Though there are interventions to improve coverage of maternal and child health care services in sub-Saharan Africa, the disparity in access and use by several factors such as place of residence, use of media, geographical region, educational attainment, age of women and wealth quintile amongst others has remained persistently high in the two rounds of data utilized [30, 31]. Explaining differentials in accessing maternal and reproductive care services is a critical issue, because several other contributory factors, including distance, cultural beliefs or practices, health care seeking behavior, affordability and need for services must also be considered [31]. The findings of this study were consistent with previous studies that reported that improvement in economic status was connected to better use of maternal health services [10]. Again, religious beliefs and residency usually indicate cultural background and influence norms, values and beliefs in relation to women’s status, service use and childbirth. Previous studies have reported low levels of maternal healthcare utilization among ethnic minority women in rural areas [32,33,34]. Also, maternal decision-making power was associated with health care behaviors. Women’s empowerment enhance the knowledge and need of health care and awareness of services which can improve through behavior change communication and increase the ability of a woman to have positive health care-seeking behavior. Overall, our study is consistent with the findings from a review of numerous studies in developing countries that women’s empowerment is positively associated with the use of maternal health care services [35].

Strengths and limitations

The main strength of this study is that it leverages on nationally representative data collected through a consistent methodology in 2006 and 2011–12. In addition, this is the foremost nationwide analyses that explores antenatal visits, facility-based delivery, postnatal and contraceptive utilization in Benin, and as such could serve as benchmark and stimulus for further nationwide studies on related subjects.
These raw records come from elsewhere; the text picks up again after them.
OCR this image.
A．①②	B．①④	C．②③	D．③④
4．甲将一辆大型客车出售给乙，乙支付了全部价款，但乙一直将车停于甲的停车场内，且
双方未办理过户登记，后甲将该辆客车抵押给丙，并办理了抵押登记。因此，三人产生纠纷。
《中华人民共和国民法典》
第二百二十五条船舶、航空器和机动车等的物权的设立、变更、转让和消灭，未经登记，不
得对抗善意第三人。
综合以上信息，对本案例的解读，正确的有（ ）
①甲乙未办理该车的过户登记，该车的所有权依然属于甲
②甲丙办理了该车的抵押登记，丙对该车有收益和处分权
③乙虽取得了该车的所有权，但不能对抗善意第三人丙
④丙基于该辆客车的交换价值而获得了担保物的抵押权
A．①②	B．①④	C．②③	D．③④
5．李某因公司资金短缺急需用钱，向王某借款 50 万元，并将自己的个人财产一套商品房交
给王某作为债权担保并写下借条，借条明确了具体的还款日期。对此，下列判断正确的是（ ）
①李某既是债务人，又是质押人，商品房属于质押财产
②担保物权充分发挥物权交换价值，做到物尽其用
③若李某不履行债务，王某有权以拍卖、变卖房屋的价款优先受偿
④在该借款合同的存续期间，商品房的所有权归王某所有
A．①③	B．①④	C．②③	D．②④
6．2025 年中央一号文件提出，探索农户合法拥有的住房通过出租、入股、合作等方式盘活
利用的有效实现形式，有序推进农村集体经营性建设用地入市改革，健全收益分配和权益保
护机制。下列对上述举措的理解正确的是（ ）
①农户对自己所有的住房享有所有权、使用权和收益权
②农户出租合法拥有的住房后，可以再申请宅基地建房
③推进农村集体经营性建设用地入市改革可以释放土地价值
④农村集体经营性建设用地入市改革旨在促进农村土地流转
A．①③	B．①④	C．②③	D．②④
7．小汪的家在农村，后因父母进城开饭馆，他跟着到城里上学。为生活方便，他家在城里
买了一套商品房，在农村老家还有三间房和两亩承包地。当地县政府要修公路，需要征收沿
Nonetheless, cross sectional data are unable to sufficiently establish causality, again due to self-report method of eliciting information from respondents, there could be possibility of recall bias which could affect the level of utilization of maternal health care services reported in this study.

Conclusion

This study has identified the importance of vital maternal care services and associated socio-demographic, economic and proximate factors disparities against the backdrop of poor maternal health indicators in Benin. The findings showed consistent differentials in the use of key maternal health services, such as ANC visits, facility-based delivery, postnatal care and contraceptive use, in favor of women in urban, educated, high economic status and use of media. Though the study revealed disparities in selected determinants of maternal care services in Benin, however, there are other factors such as environmental conditions, governance, culture, infrastructure and availability of medical equipment and personnel that play vital role in reduction of these differences. Hence, the findings would guide stakeholders in health care system to address the unequal access in health care services. As we strive for universal health coverage, health care interventions, programmes and policies should be strengthened to enhance maternal care services utilization, and tackle the disparities in the utilization of maternal care services, especially for the disadvantaged who live in hard-to-reach rural areas in Benin. The Benin government needs to create strategies that cover both the supply and demand side interventions, specifically to reach the uneducated, living in remote areas with inadequate resources to have access to health care services. Such strategy must go beyond any specific intervention for maternal health care to accommodate a wider developmental agenda and human capital development.